Justin Bonomo has had a quieter 2024, cashing only seven times, with no result bigger than the $219,813 he won for coming 10th in the $100,000-entry Super High Roller event at the WSOP in Las Vegas. Bonomo, so used to winning tournaments, hasn’t won a ranking event since he took down the ninth event of the 2023 Poker Masters 11 months ago, and came second to Juan Dominguez in the €25,000 NLHE High Roller event in Monte Carlo in May of this year.

If Bonomo is out of form, could anyone else beat Kenney to the $70 million mark?

The Chasing Pack

Behind Kenney and Bonomo, British player Stephen Chidwick has proven his poker prowess in every arena the game has to offer. In fact, year after year, his fellow peers often vote him as the toughest opponent they face, so could the Kent-born superstar who now resides in Las Vegas with his young family, usurp both Bonomo and Kenney over the next few years?

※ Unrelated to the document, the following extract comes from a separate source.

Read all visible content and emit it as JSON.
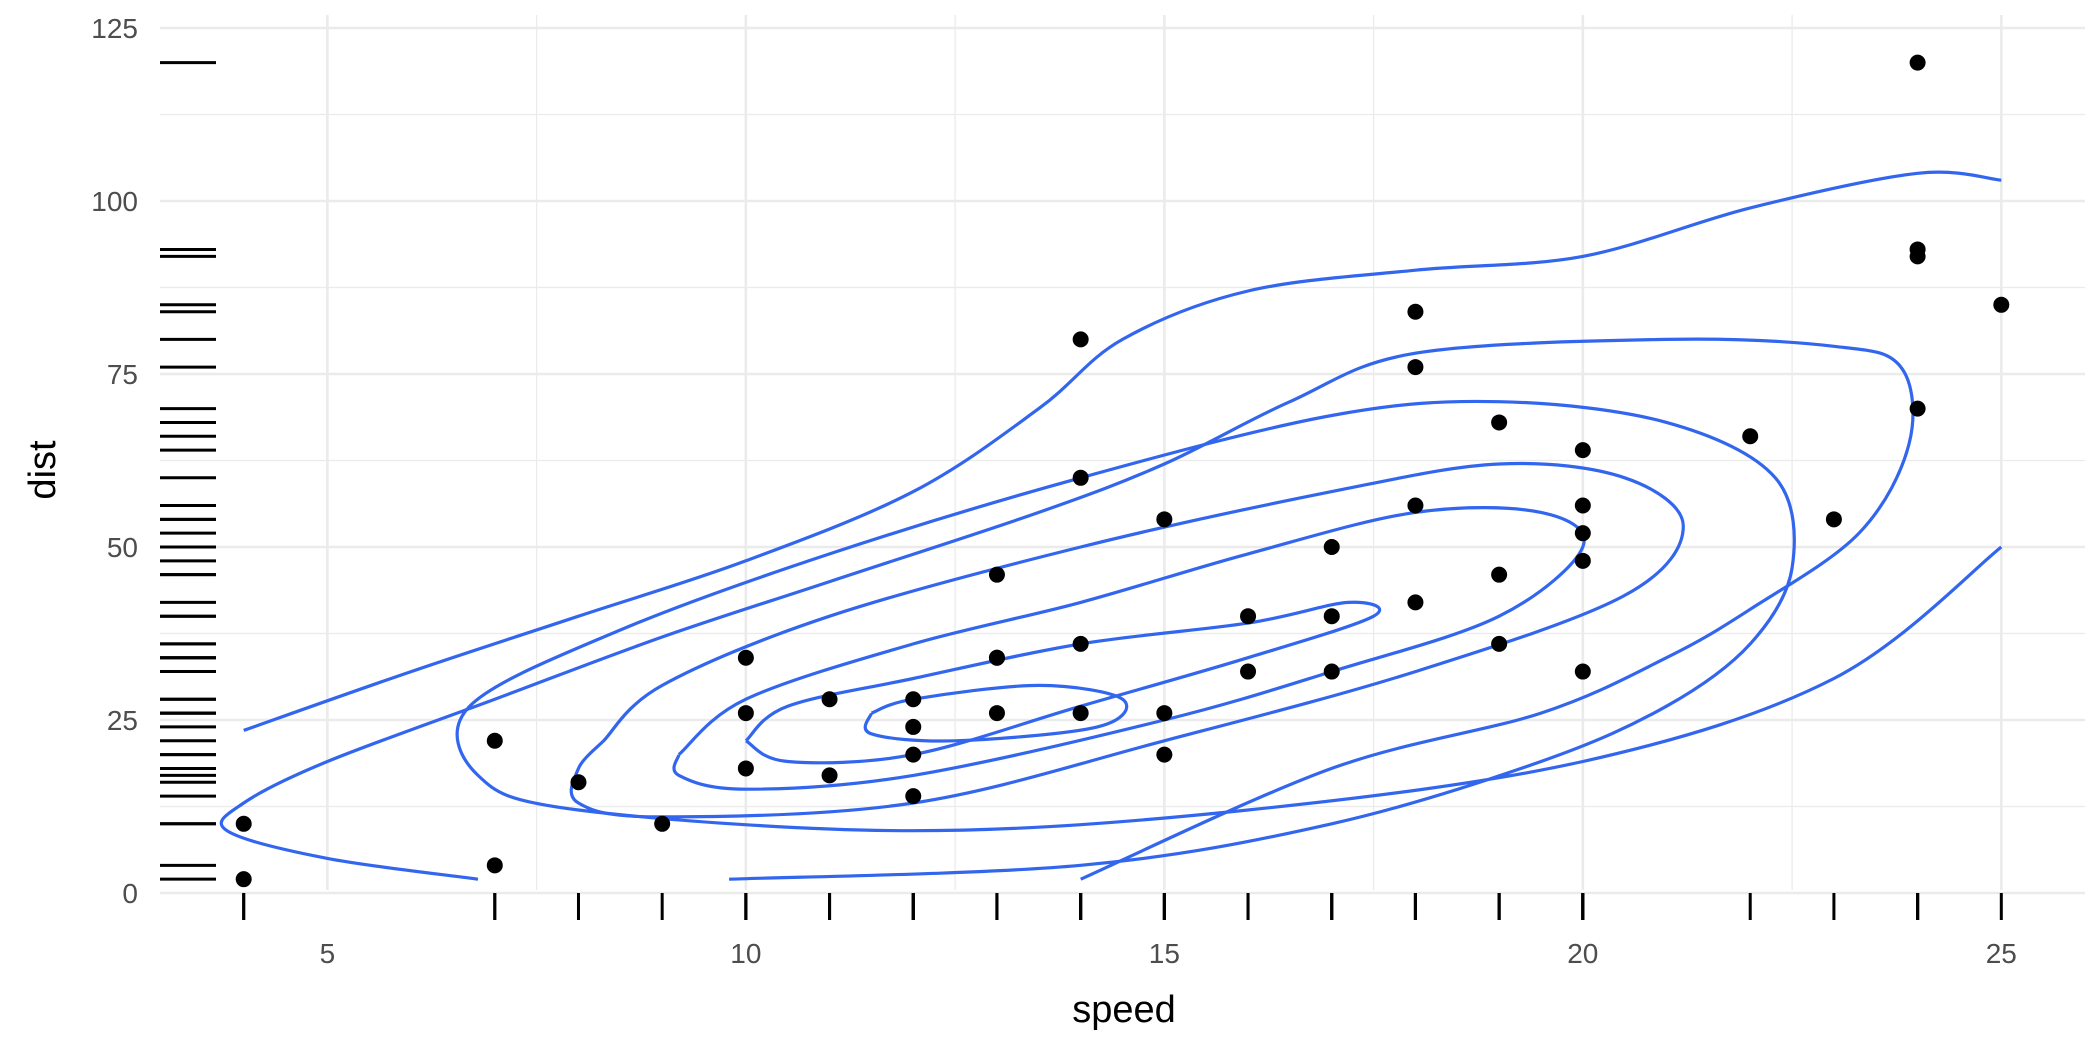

As we’ve seen from recent results, Bonomo is trending below a million for winnings in 2024, so projecting forward at the current rate of return, he may take five years to reach $70 million. In the past five years, Chidwick, who currently has over $59m in winnings, has won over $11m in seven-figure scores alone. By the end of this decade, Chidwick is almost certain to have reached the $70m point of tournament earnings.

Behind the top three, Jason Koon ($58m), Mikita Badziakouski ($55.6m) and Dan Smith ($55m) all lurk. Kid Poker himself, a.k.a. Daniel Negreanu, sits just a little further back with $53.8m in live earnings, including over $1.1m he took home after winning his seventh WSOP bracelet in the $50,000-entry Poker Players Championship last summer. Others such as Isaac Haxton ($49.1m), Erik Seidel ($46.9m) and Phil Ivey ($46.3m) will be dangerous if they win the next huge buy-in event such as the million-dollar entry WSOP Paradise event in December.

With bigger and better poker events taking place each year, who’s your money on?